『100,000年後の安全』マイケル・マドセン監督インタビュー-答えを提示することはしません。あなたの答えはなんですか?

  • 2012年01月05日更新

4月2日の上映開始から、福島原発事故を背景にテレビ、雑誌を始めメディアで取り上げられ、70館での拡大上映となったドキュメンタリー作品『100,000年後の安全』。今回はDVD発売直前に来日したマイケル・マドセン監督に核廃棄物をテーマにした本作について伺いました。
答えを提示するのではなく、質の高い質問を心がけているというマドセン監督。インタビューの中で監督は、福島原発事故を感情的な側面から捉えるとともに、起こったことに客観的に向き合い、話し合う事の重要性についても言及。あなたは監督の投げかける問いにどう答えますか。






純粋にこの建物がなにを意味するのかということを撮らせて欲しいと依頼しました(マドセン監督)
-この映画を作られた動機をお聞かせ下さい。
マイケル・マドセン監督(以下マドセン):オンカロは十万年維持され、壊れることなく存在する建物です。人類史上このような建造物は存在しませんでした。過去には大聖堂とかピラミッドといったものはあるかもしれませんが、それは宗教のモチベーションを元につくられたもので、(宗教ではない歴史的建造物としては)未だかつてない、全く新しい存在だと思ったところが興味の対象の一つでした。また、核廃棄物が今の私達の時代にどういう意味を持つのかとうことが興味としてありました。
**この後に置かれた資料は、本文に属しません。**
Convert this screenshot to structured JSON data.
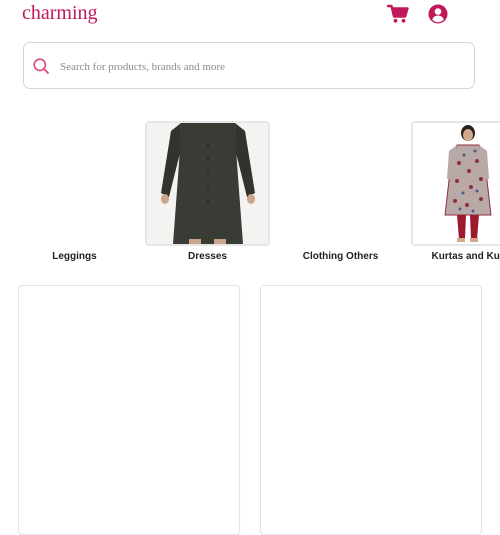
{
  "header": {
    "brand": "charming",
    "cart_icon": "cart-icon",
    "account_icon": "user-circle-icon"
  },
  "search": {
    "placeholder": "Search for products, brands and more",
    "icon": "search-icon"
  },
  "categories": [
    {
      "label": "Leggings"
    },
    {
      "label": "Dresses"
    },
    {
      "label": "Clothing Others"
    },
    {
      "label": "Kurtas and Kurtis"
    }
  ],
  "colors": {
    "brand": "#c2185b",
    "icons": "#c2185b",
    "search_icon": "#e04a78"
  }
}
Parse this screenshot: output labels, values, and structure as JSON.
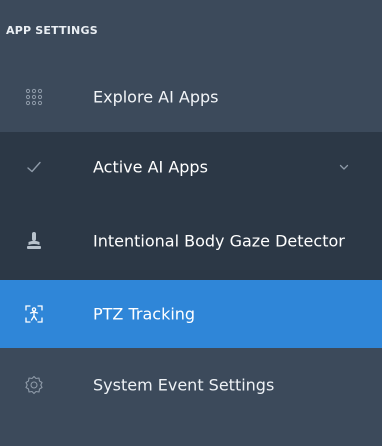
{
  "section": {
    "title": "APP SETTINGS"
  },
  "items": [
    {
      "label": "Explore AI Apps",
      "icon": "grid-dots-icon"
    },
    {
      "label": "Active AI Apps",
      "icon": "check-icon",
      "expander_icon": "chevron-down-icon"
    },
    {
      "label": "Intentional Body Gaze Detector",
      "icon": "person-pin-icon"
    },
    {
      "label": "PTZ Tracking",
      "icon": "tracking-person-icon"
    },
    {
      "label": "System Event Settings",
      "icon": "gear-icon"
    }
  ],
  "colors": {
    "sidebar_bg": "#3c4a5b",
    "submenu_bg": "#2c3846",
    "selected_bg": "#2f86d8",
    "text": "#ffffff",
    "icon_muted": "#8e9aa8"
  }
}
-施設にインタビューを申し込んだ際、すぐに許可をえられたのでしょうか。
マドセン:私はこの映画を作る時に核エネルギーの施設に反対だとか賛成ではなく、オンカロがどういうものなのかというものを理解したいと(担当者に)話しました。純粋にこの建物がなにを意味するのかということを撮らせて欲しいと依頼したのです。オンカロの広報の方は最初、OKを出してくれました。広報の方は僕が見るに映画好きの方のようでした。僕の映画のアプローチの仕方を正しく理解してくれて面白いと思ってくれたようです。しかしながら、撮り始めて、作品に興味を示してくださった団体や媒体がサポートしてくれることになり、広い範囲で公開することが見えてきた途端に(管理会社から)契約書が送られてきました。デンマークの弁護士は「(この契約書は)最悪のものだ。この契約書にうっかりサインすると編集権、削除権がオンカロを運営する会社に行ってしまうと」と言いました。また、契約書の最後の条項に2011年まで公開してはならないとあります。2011年というのはオンカロが完成して(作業が)終了するタイミングで、それでは意味がありません。これは受け入れがたいということでプロデューサーは管理会社に対し「今まで私たちは申し出た姿勢を保ってきました。あなた方がこのような契約を申し出るという事は何かを隠しているというように受け取られます」と6~9カ月交渉を続け、2011年前に公開しても良いということになりました。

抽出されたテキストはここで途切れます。